Marin General created a med rec tech position to collect accurate home medication lists upon admission.
Medication reconciliation is a problem that every hospital faces and we weren’t any different. Patients were coming in with medication lists that didn’t match what they were actually taking or what their PCP had prescribed. Then they were being discharged with lists of medications that didn’t align with what they had at home. We used to have the admitting nurse or floor nurse collect the home medication lists, but those nurses didn’t have the time or expertise to collect accurate lists. If home medication lists are incorrect, then there’s a greater chance that the discharge medication lists will also be incorrect, causing patients to take the wrong medications or take them incorrectly, leading to a readmission.
Marin General is a non-profit hospital in Greenbrae, CA. It has 250 beds and serves a mainly affluent suburban/rural population with pockets of low-income Latinos, African-Americans, and state prison inmates. Their transitions program began in 2011 and is influenced by the Care Transitions Program and Project RED.
What We Tried
We used a grant to hire a pharmacist as a medication reconciliation technician for 10 hours a day, 7 days a week. The pharmacist reviews all of the home medication lists of patients coming in through the ED and calls outside pharmacies and physicians’ offices to validate them. That way the doctors at least have a good starting ground they can trust. We try to get the correct home medication lists before the patient is admitted so that the admitting orders from the physician are correct. In the case of direct admissions or off-hour admissions, the med rec tech will visit with the patient the following day.
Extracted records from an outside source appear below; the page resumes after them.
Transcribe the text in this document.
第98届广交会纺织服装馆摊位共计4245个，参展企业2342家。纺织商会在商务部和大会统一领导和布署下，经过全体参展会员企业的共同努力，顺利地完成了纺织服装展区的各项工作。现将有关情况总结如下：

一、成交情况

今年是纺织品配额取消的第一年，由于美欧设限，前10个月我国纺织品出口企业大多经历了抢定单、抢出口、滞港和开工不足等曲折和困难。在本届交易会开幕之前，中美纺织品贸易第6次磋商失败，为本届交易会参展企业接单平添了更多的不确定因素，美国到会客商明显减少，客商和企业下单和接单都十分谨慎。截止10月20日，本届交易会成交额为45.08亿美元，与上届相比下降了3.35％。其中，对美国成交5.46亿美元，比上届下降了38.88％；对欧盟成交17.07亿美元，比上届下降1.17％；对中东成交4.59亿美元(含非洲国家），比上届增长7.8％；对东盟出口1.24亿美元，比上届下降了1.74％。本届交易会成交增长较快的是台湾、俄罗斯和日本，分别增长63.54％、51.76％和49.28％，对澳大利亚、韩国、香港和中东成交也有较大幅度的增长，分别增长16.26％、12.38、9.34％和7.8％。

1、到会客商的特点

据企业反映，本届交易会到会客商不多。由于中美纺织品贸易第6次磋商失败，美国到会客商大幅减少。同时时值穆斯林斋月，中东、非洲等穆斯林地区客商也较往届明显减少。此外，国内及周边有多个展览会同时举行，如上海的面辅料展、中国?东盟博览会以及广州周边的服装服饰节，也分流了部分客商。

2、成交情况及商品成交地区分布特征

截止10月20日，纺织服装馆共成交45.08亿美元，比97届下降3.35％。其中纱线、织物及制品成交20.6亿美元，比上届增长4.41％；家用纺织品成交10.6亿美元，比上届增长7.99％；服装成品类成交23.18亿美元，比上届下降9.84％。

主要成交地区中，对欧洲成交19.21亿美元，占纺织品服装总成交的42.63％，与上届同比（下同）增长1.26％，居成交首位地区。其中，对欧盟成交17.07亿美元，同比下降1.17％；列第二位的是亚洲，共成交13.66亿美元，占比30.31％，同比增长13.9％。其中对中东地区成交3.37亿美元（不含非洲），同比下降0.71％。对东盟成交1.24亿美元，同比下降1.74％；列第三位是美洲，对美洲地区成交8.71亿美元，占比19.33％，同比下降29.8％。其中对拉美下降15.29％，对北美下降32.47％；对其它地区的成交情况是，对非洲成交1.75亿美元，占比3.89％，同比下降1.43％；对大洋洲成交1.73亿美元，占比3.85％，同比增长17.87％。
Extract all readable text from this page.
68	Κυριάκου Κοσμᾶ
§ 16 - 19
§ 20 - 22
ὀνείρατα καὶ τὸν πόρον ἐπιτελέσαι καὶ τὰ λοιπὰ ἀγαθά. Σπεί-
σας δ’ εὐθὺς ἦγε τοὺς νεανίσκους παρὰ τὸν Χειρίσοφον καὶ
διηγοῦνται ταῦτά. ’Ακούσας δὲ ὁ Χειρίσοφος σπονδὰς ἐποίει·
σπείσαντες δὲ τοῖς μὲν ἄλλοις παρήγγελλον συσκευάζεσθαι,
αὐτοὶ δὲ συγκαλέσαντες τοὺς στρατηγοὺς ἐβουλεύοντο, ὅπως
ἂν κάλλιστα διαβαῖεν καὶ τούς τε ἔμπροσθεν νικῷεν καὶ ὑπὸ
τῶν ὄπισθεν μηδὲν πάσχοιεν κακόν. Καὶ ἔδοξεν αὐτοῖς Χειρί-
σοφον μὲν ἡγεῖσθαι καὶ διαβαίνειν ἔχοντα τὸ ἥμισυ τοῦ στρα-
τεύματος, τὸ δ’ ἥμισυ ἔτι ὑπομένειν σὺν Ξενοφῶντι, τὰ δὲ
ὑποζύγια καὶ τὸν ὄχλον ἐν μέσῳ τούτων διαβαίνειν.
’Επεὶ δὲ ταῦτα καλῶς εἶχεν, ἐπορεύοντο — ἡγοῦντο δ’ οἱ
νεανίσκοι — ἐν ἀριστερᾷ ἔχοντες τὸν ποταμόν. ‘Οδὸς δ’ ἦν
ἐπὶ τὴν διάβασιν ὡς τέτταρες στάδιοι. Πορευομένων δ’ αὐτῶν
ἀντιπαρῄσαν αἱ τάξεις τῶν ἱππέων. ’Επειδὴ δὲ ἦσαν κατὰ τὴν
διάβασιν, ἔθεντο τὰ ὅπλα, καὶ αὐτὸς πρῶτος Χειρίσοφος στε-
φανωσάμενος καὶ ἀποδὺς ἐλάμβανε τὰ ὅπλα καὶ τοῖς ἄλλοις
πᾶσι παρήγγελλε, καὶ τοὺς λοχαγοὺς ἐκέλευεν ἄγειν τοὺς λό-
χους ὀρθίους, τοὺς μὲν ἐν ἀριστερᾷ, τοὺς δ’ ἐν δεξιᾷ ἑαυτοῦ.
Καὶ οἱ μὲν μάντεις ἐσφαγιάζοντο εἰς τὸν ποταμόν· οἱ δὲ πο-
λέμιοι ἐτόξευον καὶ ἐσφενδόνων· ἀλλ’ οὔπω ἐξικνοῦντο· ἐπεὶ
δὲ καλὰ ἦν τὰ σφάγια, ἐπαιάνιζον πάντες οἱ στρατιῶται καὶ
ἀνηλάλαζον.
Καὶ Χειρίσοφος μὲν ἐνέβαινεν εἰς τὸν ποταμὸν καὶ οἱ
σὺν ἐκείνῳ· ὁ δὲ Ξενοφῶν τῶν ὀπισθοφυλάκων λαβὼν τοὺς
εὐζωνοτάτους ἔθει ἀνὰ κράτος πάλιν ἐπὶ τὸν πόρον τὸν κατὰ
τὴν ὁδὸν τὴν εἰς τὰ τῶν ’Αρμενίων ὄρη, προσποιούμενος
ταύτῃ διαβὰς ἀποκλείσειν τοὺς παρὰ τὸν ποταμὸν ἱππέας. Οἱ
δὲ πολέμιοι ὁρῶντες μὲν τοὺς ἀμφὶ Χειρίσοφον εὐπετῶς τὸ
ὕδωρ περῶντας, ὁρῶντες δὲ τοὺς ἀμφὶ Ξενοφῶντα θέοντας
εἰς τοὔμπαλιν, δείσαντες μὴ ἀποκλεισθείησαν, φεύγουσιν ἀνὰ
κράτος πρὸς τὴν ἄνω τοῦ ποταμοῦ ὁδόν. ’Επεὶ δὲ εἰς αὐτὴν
Our staff’s confidence of accurate home medication lists has gone up significantly. This makes nurses more comfortable administering medication in the hospital and it enables physicians to issue better orders upon discharge. The program has been so successful that the hospital is pushing to make a med rec tech available 24/7.
Hiring a med rec tech was more cost efficient than training 400 nurses how to do better med rec. The nurses and doctors also really appreciate having the tech around because it gives them more time to care for patients.